Once the progressive and non-commercial pop music were the domains of independent labels with the ‘do it yourself’ mentality. But due to the recent popularity of groups such as Nirvana and Sonic Youth, even multinational record companies now see “alternative” rock as a good investment. Can a dependent group still be alternative enough? “What will Sony be happy with?”
Alternative Music in Pop Genre
In pop music, the boundaries between “commercial” and “alternative” have faded in recent years. Commercial is no longer automatically an indication for streamlined top 40 music, and alternative does not necessarily mean un-saleable. There is the spectacular success of the un-adapted guitar trio Nirvana from Seattle, who sold seven million copies of their CD ‘Never mind’, and the great public interest in the American Lollapalooza Tour. On this tour, which was first held a year ago and is repeated this year, various bands, formerly regarded as avant-garde and non-commercial, play for sold-out stadiums? The result of this is that, for example, the Henry Rollins Band and Nine Inch Nails saw their popularity and sales figures rise noticeably in the past year, as this year will undoubtedly apply to Ministry and Lush.

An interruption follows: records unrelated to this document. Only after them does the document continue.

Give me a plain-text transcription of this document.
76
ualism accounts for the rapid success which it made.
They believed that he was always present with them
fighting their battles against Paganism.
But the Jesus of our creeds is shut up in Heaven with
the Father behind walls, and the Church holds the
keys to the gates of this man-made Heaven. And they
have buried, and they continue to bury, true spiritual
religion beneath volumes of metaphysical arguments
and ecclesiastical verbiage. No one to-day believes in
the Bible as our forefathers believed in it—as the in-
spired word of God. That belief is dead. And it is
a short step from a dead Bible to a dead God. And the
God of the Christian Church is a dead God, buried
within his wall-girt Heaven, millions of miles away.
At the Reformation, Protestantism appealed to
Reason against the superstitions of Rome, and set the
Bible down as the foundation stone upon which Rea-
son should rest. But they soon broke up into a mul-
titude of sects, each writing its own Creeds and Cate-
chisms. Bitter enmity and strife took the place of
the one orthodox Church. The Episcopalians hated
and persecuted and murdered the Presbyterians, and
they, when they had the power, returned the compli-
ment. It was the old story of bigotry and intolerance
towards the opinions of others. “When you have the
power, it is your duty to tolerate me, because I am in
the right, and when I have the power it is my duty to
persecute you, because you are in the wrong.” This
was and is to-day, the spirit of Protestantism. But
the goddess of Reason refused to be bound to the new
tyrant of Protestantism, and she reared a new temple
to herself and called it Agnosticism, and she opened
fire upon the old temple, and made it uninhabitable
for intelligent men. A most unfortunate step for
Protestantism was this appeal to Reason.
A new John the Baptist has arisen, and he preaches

How the Pop Industry Welcomed It
In the pop industry, “commercial” was always synonymous with the production methods of multinational record companies such as Sony Music, Warner, Virgin, and the David Geffen Company, and alternative music belonged to the “independent” labels, the small record companies that had managed to acquire their own position with limited budgets and a flexible approach in the shadow of these giants. It was no coincidence that these companies were created at the same time as the punk movement. “Do it Yourself” was one of the slogans of punk, an encouragement to release the music with minimal means, which the big companies felt too risky due to the controversial nature or non-commercial sound. Independent labels such as Factory, Stiff or Rough Trade had shown that the big money of the multinational companies is not a condition for the success of a band, so the small companies developed into an alternative to the established companies, and like successful film makers like Jim Jarmusch prefer it to produce their films outside of Hollywood, there are bands that prefer the way the small companies operate rather than the “majors.”
The Netherlands also has independent labels. Record company De Konkurrent is located in a former squat in Amsterdam. The Konkurrent releases records from the Dutch Ex and from American groups such as Fugazi and Victims Family, and the distribution of various small labels from abroad is also taken care of. Hetty Zwart is one of the founders. “Independent once meant: independent of the majors,” says Zwart, “but in the meantime, many independent societies function as mini-versions of the major record companies. For us, independent mentality refers to a way of working: “independent of the goal of making a profit.” We do not contract a band because we think we will sell a lot of records, but because we think their music is worth it. ”
In England “independent” has become an indication for a kind of music as well as a way of producing: “independent” stands for production and the abbreviation “indie” means the type of music. A band that makes indie music can be contracted Indie is the kind of music that is written about in music magazines such as New Musical Express and Melody Maker.